Pakpos

A fast, lightweight native desktop HTTP client written in Rust. No account, no Electron.

Pakpos

Description

A native desktop HTTP client written in Rust. I built this because Postman has gotten bloated and requires an account now, and I wanted something fast and simple that just works. The goal was never to replace Postman feature-for-feature — it was to cover the 90% of daily API testing work with a tool that gets out of my way.

What it does:

  • GET, POST, PUT, DELETE, PATCH, HEAD requests
  • Custom headers and query parameters support
  • JSON editor with syntax highlighting for request and response bodies
  • Auto-formats JSON responses
  • Smart indentation and bracket matching in the editor
  • Loading state and visual feedback for pending requests

A few things worth calling out:

  • Under 50MB. Postman is ~500MB. Insomnia is ~200MB. Pakpos is a single binary you can throw in your PATH and forget about.
  • Actually native. Built with Iced, not Electron or any webview wrapper. It starts fast, uses minimal memory, and doesn’t spin up a browser engine just to render a text field.
  • No account required. Open it, use it. Nothing to sign in to, no telemetry, no paywalled features.

Screenshots

Pakpos Demo 1 Pakpos Demo 2 Pakpos Demo 3

Tech Stack

Rust

Rust is the language the entire project is written in. The choice wasn’t just for performance — it was about reliability.

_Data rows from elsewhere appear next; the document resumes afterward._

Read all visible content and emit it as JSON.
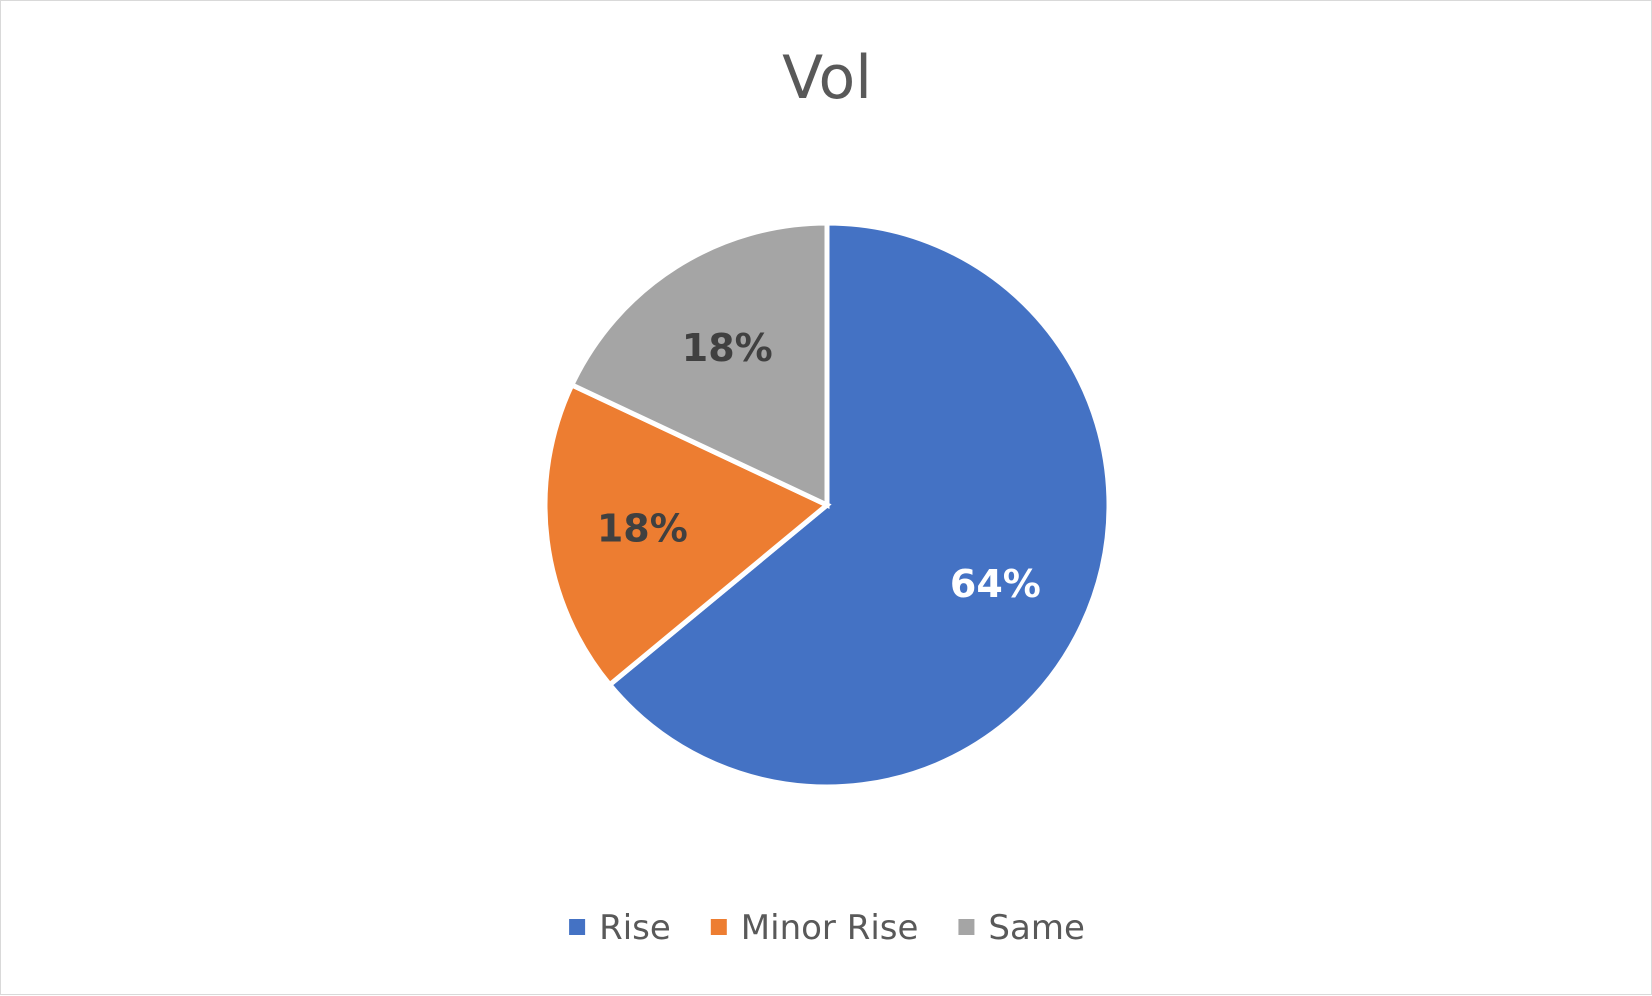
{
  "chart_data": {
    "type": "pie",
    "title": "Vol",
    "categories": [
      "Rise",
      "Minor Rise",
      "Same"
    ],
    "values": [
      64,
      18,
      18
    ],
    "labels": [
      "64%",
      "18%",
      "18%"
    ],
    "colors": [
      "#4472C4",
      "#ED7D31",
      "#A5A5A5"
    ],
    "label_colors": [
      "#ffffff",
      "#404040",
      "#404040"
    ],
    "start_angle_deg": 0,
    "direction": "clockwise",
    "legend": {
      "placement": "bottom",
      "entries": [
        "Rise",
        "Minor Rise",
        "Same"
      ]
    }
  }
}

Rust’s ownership model and strict compile-time checks mean a large class of bugs (null pointer dereferences, data races, use-after-free) simply can’t exist at runtime. For a tool that makes network requests and handles concurrent I/O, that guarantee matters. The resulting binary is small, self-contained, and has no runtime dependency to install. It ships as a single executable that just works.

Iced

Iced is a cross-platform GUI framework for Rust, inspired by Elm’s architecture. It follows a purely functional, message-passing model: UI state is updated in response to explicit messages, making the data flow easy to reason about and test. Crucially, Iced renders using the GPU via wgpu — there is no webview, no browser engine, no Electron shell. This is what keeps Pakpos feeling instant to open and light on memory even while managing editor state and live response rendering. It’s also what makes it a truly native application rather than a web app dressed up as a desktop one.

Tokio

Tokio is Rust’s de-facto asynchronous runtime. HTTP requests are inherently I/O-bound — the application needs to fire off a request and wait for the response without freezing the UI. Tokio makes this possible by running async tasks on a thread pool, so the interface remains responsive while a request is in-flight. It’s what powers the loading state and the cancellation-safe request lifecycle in Pakpos.

Reqwest

Reqwest is an ergonomic, async-first HTTP client library for Rust built on top of Tokio. It handles the low-level details of constructing HTTP requests — serializing headers, encoding the body, managing redirects, and parsing responses — so the application code can focus on the user-facing logic. It supports all the methods Pakpos exposes (GET, POST, PUT, DELETE, PATCH, HEAD) and integrates cleanly with Tokio’s async ecosystem, making it a natural fit for the stack.